La sobreexplotación de especies marinas —como la totoaba— afecta no solo la
biodiversidad, sino economías regionales enteras.
c)
Salud pública y zoonosis.- El manejo
ilegal de fauna incrementa el riesgo de enfermedades transmitidas de animales a
humanos, un fenómeno ampliamente documentado en mercados ilegales globales
(recuerden el mega rollo que se tiene con el gusano barrenador).
d)
Fortalecimiento de la delincuencia organizada.-
Este mercado ilícito comparte rutas, estructuras y mecanismos financieros
con otras economías delincuenciales.
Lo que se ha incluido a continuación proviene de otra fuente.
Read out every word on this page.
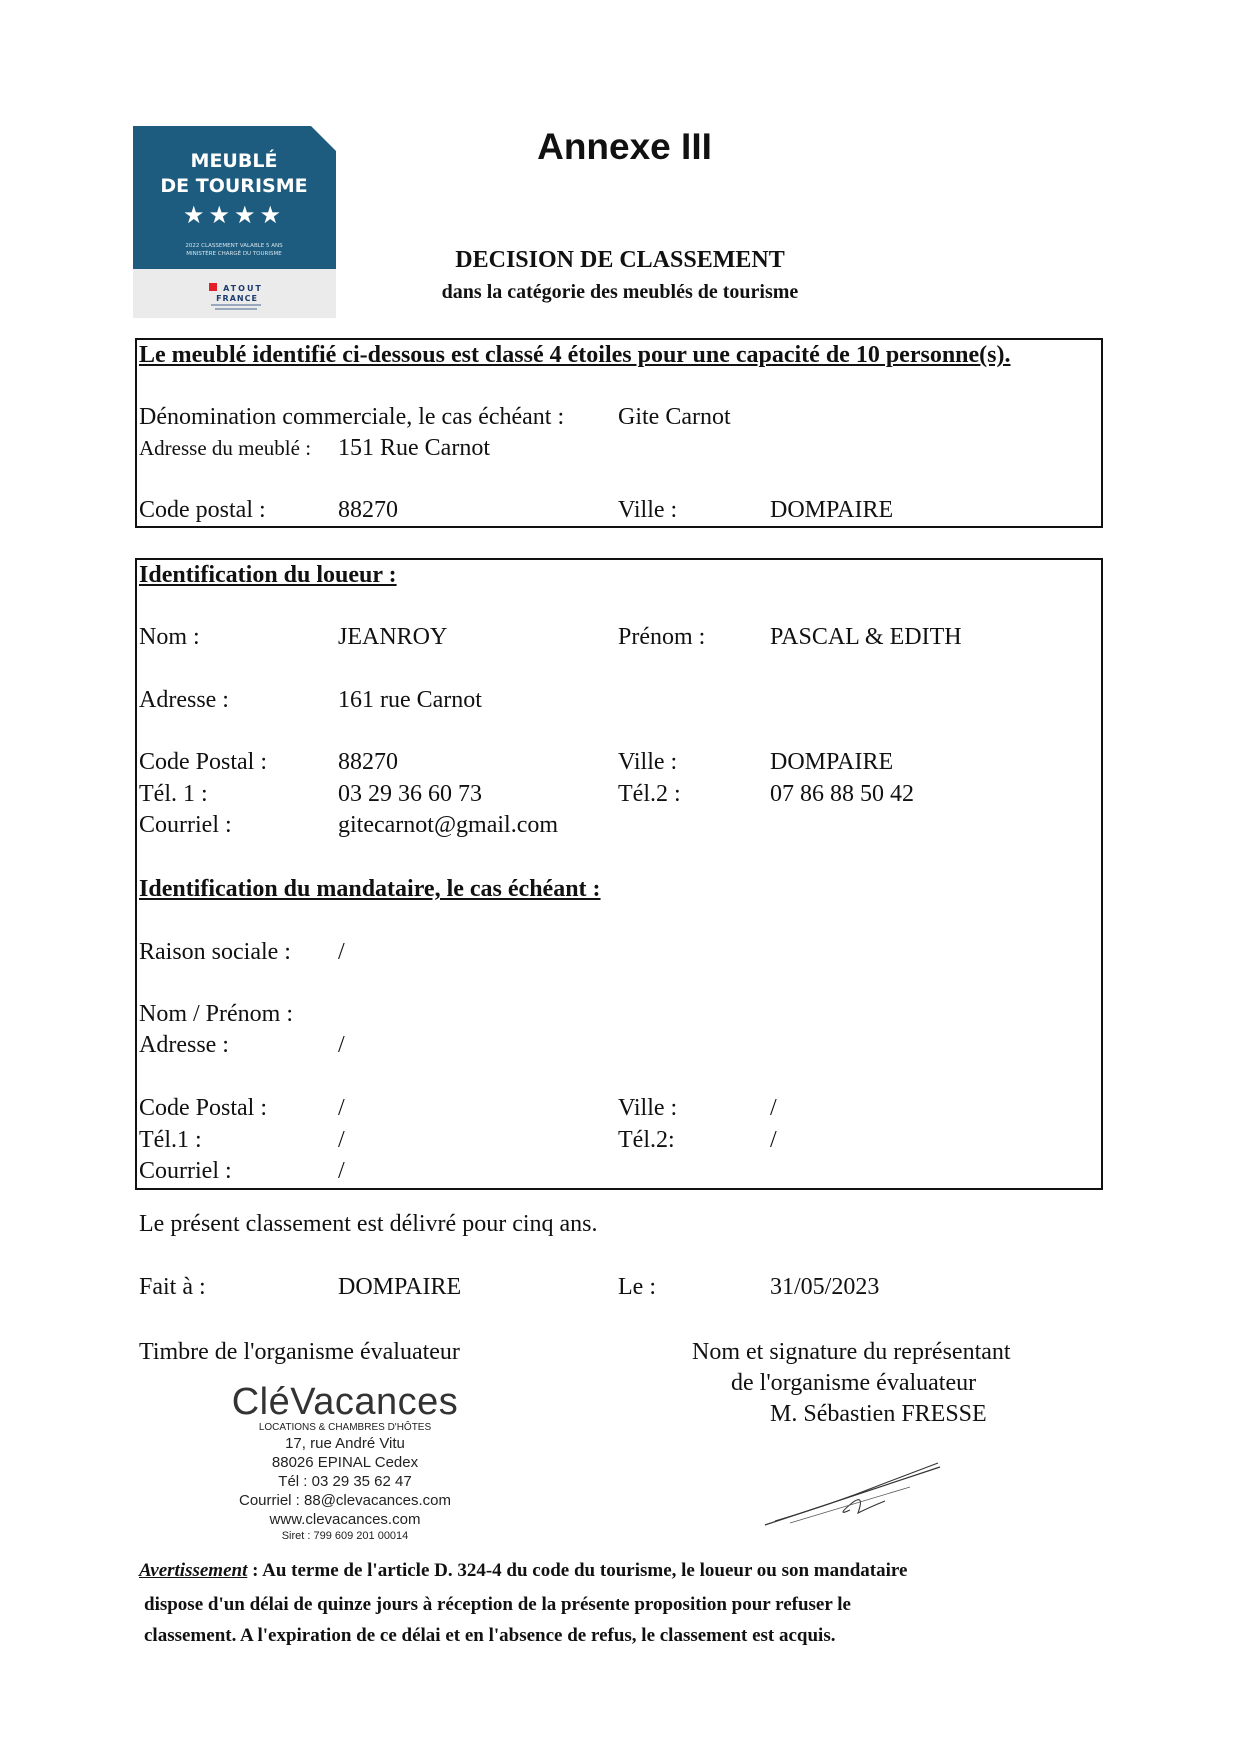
MEUBLÉ
DE TOURISME
★★★★
2022 CLASSEMENT VALABLE 5 ANS
MINISTÈRE CHARGÉ DU TOURISME
ATOUT
FRANCE
Annexe III
DECISION DE CLASSEMENT
dans la catégorie des meublés de tourisme
Le meublé identifié ci-dessous est classé 4 étoiles pour une capacité de 10 personne(s).
Dénomination commerciale, le cas échéant : Gite Carnot
Adresse du meublé : 151 Rue Carnot
Code postal :	88270	Ville :	DOMPAIRE
Identification du loueur :
Nom :	JEANROY	Prénom :	PASCAL & EDITH
Adresse :	161 rue Carnot
Code Postal :	88270	Ville :	DOMPAIRE
Tél. 1 :	03 29 36 60 73	Tél.2 :	07 86 88 50 42
Courriel :	gitecarnot@gmail.com
Identification du mandataire, le cas échéant :
Raison sociale : /
Nom / Prénom :
Adresse :	/
Code Postal :	/	Ville :	/
Tél.1 :	/	Tél.2:	/
Courriel :	/
Le présent classement est délivré pour cinq ans.
Fait à :	DOMPAIRE	Le :	31/05/2023
Timbre de l'organisme évaluateur	Nom et signature du représentant
de l'organisme évaluateur
M. Sébastien FRESSE
CléVacances
LOCATIONS & CHAMBRES D'HÔTES
17, rue André Vitu
88026 EPINAL Cedex
Tél : 03 29 35 62 47
Courriel : 88@clevacances.com
www.clevacances.com
Siret : 799 609 201 00014
Avertissement : Au terme de l'article D. 324-4 du code du tourisme, le loueur ou son mandataire
dispose d'un délai de quinze jours à réception de la présente proposition pour refuser le
classement. A l'expiration de ce délai et en l'absence de refus, le classement est acquis.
No es casualidad: es parte de una
diversificación delictiva.
El marco
jurídico mexicano existe. El tráfico de especies está tipificado como delito
federal y puede sancionarse con privación de la libertad. Sin embargo, el
problema no es la norma, sino su implementación.
Las investigaciones señalan tres
debilidades estructurales:
- Insuficiente vigilancia digital
- Limitada capacidad de inteligencia ambiental
- Escasa coordinación con plataformas tecnológicas
Frente a ello, los especialistas
proponen acciones concretas:
1. Ciberpatrullaje ambiental.-
El Estado debe incorporar capacidades tecnológicas (incluyendo ahora
inteligencia artificial) para detectar y desarticular redes en línea.
2. Coordinación
interinstitucional.- PROFEPA, Guardia Nacional, SEMARNAT y fiscalías deben
operar bajo esquemas de inteligencia compartida.
3. Alianzas con empresas
tecnológicas.- Es indispensable establecer convenios con plataformas
digitales para bloquear, rastrear y eliminar contenido ilegal.
4. Investigación delictiva
avanzada.- El tráfico de fauna debe abordarse como delincuencia organizada,
no como una infracción ambiental menor.
La venta
ilegal de fauna silvestre en internet no es un fenómeno aislado ni menor, es
una amenaza multidimensional: ambiental, económica, sanitaria y de seguridad. México
enfrenta un punto de inflexión: “o fortalece su capacidad institucional para
combatir este delito en su nueva dimensión digital, o permitirá que su
biodiversidad (uno de sus mayores activos estratégicos) se diluya en el mercado
clandestino global”. Estamos frente a un delito que evoluciona más rápido que
las instituciones de prevención del delito y procuración de justicia. Y en ese
desfase, la naturaleza (y la sociedad) están pagando el costo.